An aside to this is that you can actually remove the old video RAM or have faulty ones and the system will still work just fine (except the screen will be corrupt). One trick that can be used is to remove the upper 64k or RAM from an original motherboard - this will save some power.
Higher density DRAM can also be had that makes it possible to replace each bank of 8 64k DRAM chips by 2 chips with a 64x4 bit organisation. There are 8-bit DRAM chips but they are not easy to find - it's easyer to find 16-bit ones and only use 8 bits, but these are packaged in a PLCC case so not easy to breadboard with.

An interesting point to mention is that shadowing of this kind is possible even on standard QL's, expanding the logic used on many of the standard RAM expansion cards with extra RAM and decoders to implement the shadowing function.
A long time ago I made my own RAM expansion for the original QL because I could not afford a Miracle TrumpCard. However, I decided that I would rather have 768k total RAM and leave the IO axtension space open. 3 banks of 256k were used to implement the 768k, but the first 182k of the first bank was used to shadow the video RAM and the second 128k fot he forst bank replaced the internal RAM completely. The add-on RAM could support the 68008 at full speed. This expansion ran noticeably faster than any other 8-bit CPU QL and the reason was faster access to video, as well as the system variables and tables which are also located in slow RAM on the QL motherboard.
Later on, when I got my hands on some PLCC 68008s (which have 2 more address lines and have a 4M address space compared to the original DIP 68008 with only 1M), I used a 4 meg old style 8-bit SIM to populete the whole 4M of the 68008 PLCC address space with RAM, leaving only a small space at the end for a floppy controller. I seem to remember I discovered a bug in an early version of Minerva which Tony and Lau then fixed, related to using more than 1 meg of RAM
This also ran the 68008 at about 9MHz (more than that and the ZX8301 would not access RAM correctly) but microdrives and net would not work

FInally, a word on the ZX8301. It's very finicky when it comes to what it expects from the CPU. In particular, a faster CPU must be prevented from seeing the DTACKL signal from the ZX8301 for a certain time because it will otherwise be too fast in finishing up the data transfer and will either remove data to be written before the ZX8301 will actually write it to RAM or will assume the ZX8301 provided data from RAM before it actually did.
Fortunately, accesses to the ZX8301 control register as well as the ZX8302 do not have that problem, so usinf video RAM shadowing can let the designer debug this on-fly - the CPU RAM will provide correct data for the system to operate, even though the screen might show 'snow' - getting the correct timing will then clear up the picture, while the actual functionality will be unimpaired.

Hi Nasta *hugs*

That all sounds dangerously close to magic to me. I will reread it a few times to understand the concepts you explained which are good for many people to know, though I doubt I'd ever be able to actually implement any of them. My brain has shown a strong allergy to custom logic.
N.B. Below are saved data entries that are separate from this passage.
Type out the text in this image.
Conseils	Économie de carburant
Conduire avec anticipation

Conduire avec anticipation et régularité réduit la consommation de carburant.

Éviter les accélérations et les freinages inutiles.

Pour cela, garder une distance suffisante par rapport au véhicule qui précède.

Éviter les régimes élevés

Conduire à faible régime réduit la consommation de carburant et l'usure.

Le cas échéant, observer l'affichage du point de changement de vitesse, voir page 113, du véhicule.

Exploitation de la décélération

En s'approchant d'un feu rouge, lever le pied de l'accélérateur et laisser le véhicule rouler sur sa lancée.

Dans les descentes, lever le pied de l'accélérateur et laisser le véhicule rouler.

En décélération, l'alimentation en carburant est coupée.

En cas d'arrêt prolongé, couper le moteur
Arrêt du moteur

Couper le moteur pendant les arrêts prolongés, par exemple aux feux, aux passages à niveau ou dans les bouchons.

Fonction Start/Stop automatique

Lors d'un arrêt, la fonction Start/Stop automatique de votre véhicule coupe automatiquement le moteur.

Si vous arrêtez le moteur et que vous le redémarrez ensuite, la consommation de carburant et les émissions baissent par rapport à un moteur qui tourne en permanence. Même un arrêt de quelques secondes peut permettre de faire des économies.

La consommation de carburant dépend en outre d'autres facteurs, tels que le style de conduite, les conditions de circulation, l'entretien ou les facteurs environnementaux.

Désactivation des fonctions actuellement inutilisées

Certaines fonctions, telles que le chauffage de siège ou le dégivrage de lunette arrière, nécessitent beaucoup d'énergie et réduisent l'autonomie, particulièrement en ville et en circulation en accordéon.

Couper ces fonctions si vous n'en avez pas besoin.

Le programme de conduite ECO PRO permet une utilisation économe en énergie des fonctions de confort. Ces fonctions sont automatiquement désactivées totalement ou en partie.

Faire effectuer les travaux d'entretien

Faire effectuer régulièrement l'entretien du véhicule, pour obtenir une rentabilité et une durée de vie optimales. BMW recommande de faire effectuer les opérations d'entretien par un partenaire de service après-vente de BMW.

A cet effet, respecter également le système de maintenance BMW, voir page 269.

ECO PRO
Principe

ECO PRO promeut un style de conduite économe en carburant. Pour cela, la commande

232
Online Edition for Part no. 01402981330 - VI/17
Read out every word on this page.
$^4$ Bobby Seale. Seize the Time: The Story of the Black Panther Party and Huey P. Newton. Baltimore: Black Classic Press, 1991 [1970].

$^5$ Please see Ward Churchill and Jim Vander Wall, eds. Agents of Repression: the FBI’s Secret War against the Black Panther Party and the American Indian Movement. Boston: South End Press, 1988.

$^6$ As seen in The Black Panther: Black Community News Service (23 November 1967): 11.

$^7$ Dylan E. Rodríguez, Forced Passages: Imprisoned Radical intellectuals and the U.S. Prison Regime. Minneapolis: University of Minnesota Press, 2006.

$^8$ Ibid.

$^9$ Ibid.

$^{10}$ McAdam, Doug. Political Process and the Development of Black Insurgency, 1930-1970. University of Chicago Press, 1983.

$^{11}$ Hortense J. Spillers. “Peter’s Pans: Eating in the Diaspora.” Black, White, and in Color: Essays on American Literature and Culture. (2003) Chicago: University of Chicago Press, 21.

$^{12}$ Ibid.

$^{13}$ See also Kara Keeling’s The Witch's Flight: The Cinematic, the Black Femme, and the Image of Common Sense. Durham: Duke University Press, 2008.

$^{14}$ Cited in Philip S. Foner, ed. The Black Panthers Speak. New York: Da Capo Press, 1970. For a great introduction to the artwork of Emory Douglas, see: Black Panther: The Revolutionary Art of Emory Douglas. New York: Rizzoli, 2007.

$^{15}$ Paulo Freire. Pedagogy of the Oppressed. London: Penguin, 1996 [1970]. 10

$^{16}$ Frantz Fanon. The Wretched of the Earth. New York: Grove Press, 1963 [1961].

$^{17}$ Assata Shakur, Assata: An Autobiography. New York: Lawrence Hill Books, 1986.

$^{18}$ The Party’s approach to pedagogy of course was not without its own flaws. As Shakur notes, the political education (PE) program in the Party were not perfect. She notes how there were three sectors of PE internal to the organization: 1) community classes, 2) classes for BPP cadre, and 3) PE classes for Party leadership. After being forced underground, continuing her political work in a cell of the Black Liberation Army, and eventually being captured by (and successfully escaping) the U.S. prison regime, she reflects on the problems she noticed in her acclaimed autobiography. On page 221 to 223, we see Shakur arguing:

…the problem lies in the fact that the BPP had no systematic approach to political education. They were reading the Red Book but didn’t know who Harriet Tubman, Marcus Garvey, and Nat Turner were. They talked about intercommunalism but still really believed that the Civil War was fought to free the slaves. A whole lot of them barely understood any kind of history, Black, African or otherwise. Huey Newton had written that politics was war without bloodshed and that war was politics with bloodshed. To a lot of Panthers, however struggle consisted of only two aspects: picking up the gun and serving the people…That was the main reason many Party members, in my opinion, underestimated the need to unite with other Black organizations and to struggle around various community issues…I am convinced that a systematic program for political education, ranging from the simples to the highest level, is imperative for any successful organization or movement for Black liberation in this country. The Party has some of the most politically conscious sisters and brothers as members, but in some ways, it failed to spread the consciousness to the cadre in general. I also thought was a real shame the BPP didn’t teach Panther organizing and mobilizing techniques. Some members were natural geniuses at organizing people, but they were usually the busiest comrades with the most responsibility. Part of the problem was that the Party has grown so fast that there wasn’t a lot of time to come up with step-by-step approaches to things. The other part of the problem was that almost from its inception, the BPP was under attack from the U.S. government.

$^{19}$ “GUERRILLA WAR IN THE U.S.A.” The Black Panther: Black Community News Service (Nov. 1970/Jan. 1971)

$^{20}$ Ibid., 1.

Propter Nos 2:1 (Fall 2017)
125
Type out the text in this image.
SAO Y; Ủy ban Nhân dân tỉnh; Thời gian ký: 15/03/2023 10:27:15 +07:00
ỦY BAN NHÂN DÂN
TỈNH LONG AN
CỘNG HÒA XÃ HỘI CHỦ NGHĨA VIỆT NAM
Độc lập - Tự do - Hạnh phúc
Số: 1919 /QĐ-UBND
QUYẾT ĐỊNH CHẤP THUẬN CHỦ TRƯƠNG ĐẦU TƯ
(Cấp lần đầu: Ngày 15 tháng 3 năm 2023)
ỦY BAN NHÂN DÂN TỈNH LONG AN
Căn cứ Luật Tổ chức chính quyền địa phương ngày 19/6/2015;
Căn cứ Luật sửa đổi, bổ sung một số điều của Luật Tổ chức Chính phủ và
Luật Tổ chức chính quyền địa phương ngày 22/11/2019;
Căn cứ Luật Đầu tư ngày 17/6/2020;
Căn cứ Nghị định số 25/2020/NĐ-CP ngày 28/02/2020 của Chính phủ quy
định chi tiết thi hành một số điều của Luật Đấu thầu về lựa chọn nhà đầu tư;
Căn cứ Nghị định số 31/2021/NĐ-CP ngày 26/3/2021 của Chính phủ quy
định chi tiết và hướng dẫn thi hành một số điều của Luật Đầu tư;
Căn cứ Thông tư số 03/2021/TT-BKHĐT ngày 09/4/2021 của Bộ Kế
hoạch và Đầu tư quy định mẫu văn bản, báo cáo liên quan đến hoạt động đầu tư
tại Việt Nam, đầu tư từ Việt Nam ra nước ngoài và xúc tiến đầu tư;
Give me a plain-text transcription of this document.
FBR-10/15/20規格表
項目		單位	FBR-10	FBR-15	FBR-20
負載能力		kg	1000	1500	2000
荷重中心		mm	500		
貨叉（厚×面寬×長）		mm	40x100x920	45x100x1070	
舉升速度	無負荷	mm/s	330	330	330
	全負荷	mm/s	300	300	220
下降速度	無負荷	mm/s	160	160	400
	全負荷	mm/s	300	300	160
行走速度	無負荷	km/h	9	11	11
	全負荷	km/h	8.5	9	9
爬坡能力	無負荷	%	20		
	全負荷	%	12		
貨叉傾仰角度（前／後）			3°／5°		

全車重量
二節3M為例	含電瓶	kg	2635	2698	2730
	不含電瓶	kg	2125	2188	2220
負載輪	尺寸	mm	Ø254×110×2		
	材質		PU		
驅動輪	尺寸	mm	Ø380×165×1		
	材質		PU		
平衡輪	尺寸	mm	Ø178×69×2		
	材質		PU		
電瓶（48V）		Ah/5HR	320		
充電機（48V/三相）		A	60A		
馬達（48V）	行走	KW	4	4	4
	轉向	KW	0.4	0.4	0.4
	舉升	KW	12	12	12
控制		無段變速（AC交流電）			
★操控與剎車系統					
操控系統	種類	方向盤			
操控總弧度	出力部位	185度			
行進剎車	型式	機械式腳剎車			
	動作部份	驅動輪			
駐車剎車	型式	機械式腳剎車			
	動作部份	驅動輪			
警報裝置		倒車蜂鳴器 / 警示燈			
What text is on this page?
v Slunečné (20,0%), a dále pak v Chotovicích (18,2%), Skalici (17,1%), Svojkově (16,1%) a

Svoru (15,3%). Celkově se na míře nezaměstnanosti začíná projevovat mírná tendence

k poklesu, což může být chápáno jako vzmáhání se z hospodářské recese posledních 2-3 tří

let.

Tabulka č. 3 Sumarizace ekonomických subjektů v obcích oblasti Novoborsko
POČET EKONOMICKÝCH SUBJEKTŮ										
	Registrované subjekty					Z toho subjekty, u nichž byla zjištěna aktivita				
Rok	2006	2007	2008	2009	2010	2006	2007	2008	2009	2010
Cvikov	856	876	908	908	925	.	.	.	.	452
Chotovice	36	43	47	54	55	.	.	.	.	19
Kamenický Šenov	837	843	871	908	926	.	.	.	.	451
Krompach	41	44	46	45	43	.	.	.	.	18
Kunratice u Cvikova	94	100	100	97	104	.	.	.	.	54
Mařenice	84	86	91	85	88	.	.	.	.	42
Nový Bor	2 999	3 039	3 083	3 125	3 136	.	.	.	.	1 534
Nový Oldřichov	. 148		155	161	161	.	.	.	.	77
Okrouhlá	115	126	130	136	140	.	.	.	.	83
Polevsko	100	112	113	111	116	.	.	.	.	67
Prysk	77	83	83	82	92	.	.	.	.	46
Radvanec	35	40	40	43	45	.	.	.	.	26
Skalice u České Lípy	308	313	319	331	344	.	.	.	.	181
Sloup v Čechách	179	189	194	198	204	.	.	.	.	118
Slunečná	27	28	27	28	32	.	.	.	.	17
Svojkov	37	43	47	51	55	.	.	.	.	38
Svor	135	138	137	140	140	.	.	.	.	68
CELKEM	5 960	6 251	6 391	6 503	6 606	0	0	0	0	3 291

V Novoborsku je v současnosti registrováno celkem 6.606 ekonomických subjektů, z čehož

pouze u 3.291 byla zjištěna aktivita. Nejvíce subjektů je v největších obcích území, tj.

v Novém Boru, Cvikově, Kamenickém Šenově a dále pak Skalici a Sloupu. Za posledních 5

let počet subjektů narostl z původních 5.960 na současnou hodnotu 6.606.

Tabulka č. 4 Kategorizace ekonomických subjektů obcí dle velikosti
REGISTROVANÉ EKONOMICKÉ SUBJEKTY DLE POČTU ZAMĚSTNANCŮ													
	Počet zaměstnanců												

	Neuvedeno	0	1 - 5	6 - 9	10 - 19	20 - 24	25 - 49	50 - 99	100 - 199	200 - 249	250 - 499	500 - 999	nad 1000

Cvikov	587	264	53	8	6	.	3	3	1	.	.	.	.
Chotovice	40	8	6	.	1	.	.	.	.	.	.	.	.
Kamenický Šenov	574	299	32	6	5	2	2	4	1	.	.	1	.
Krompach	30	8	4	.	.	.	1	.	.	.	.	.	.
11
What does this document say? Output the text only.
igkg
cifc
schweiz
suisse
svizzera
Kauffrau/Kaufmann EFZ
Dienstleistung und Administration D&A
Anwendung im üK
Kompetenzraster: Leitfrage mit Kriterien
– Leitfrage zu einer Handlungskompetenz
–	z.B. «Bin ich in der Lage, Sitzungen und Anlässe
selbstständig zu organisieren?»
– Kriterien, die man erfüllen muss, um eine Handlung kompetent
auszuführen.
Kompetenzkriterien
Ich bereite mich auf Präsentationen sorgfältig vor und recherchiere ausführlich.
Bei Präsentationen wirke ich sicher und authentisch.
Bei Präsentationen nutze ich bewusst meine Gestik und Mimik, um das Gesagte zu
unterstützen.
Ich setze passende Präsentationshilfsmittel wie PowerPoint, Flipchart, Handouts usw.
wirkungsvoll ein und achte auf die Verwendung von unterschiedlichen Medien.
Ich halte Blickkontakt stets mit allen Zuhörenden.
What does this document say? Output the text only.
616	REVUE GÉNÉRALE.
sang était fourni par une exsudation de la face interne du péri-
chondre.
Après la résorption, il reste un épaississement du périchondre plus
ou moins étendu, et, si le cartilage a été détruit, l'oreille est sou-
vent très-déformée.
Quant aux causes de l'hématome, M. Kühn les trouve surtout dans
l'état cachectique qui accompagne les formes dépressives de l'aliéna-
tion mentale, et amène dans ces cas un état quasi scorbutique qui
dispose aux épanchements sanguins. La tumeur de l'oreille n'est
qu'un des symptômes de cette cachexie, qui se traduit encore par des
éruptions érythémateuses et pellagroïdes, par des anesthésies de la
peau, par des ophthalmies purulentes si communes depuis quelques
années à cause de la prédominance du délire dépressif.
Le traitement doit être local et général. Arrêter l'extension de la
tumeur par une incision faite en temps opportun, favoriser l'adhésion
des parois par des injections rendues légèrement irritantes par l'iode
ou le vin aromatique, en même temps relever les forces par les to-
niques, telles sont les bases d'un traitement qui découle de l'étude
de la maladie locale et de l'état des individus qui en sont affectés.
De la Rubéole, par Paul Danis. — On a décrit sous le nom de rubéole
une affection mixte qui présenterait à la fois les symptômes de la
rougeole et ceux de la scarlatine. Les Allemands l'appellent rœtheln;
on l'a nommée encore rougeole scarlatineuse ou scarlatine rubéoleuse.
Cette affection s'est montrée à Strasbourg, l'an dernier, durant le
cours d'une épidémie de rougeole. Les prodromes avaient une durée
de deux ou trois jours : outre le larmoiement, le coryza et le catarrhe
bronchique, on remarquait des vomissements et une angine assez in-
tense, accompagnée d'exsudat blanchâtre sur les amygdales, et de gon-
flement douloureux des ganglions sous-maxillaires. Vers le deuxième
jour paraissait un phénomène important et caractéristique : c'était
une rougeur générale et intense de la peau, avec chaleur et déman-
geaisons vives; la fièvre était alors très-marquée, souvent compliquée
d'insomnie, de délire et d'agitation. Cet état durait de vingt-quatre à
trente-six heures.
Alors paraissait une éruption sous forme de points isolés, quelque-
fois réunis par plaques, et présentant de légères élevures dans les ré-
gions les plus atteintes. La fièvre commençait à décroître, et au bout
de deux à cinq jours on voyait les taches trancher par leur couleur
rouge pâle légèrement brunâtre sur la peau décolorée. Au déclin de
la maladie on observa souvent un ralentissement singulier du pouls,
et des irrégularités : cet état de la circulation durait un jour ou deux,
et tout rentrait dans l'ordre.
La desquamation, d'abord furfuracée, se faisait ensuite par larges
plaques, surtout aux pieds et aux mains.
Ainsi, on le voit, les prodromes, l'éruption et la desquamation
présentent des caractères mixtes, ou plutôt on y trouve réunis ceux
I have a bunch of Goldfire components here. Do you think they may ever be used, or should I sell them for what I can get?

Dave wrote:Hi Nasta *hugs*

That all sounds dangerously close to magic to me. I will reread it a few times to understand the concepts you explained which are good for many people to know, though I doubt I'd ever be able to actually implement any of them. My brain has shown a strong allergy to custom logic.

I have a bunch of Goldfire components here. Do you think they may ever be used, or should I sell them for what I can get?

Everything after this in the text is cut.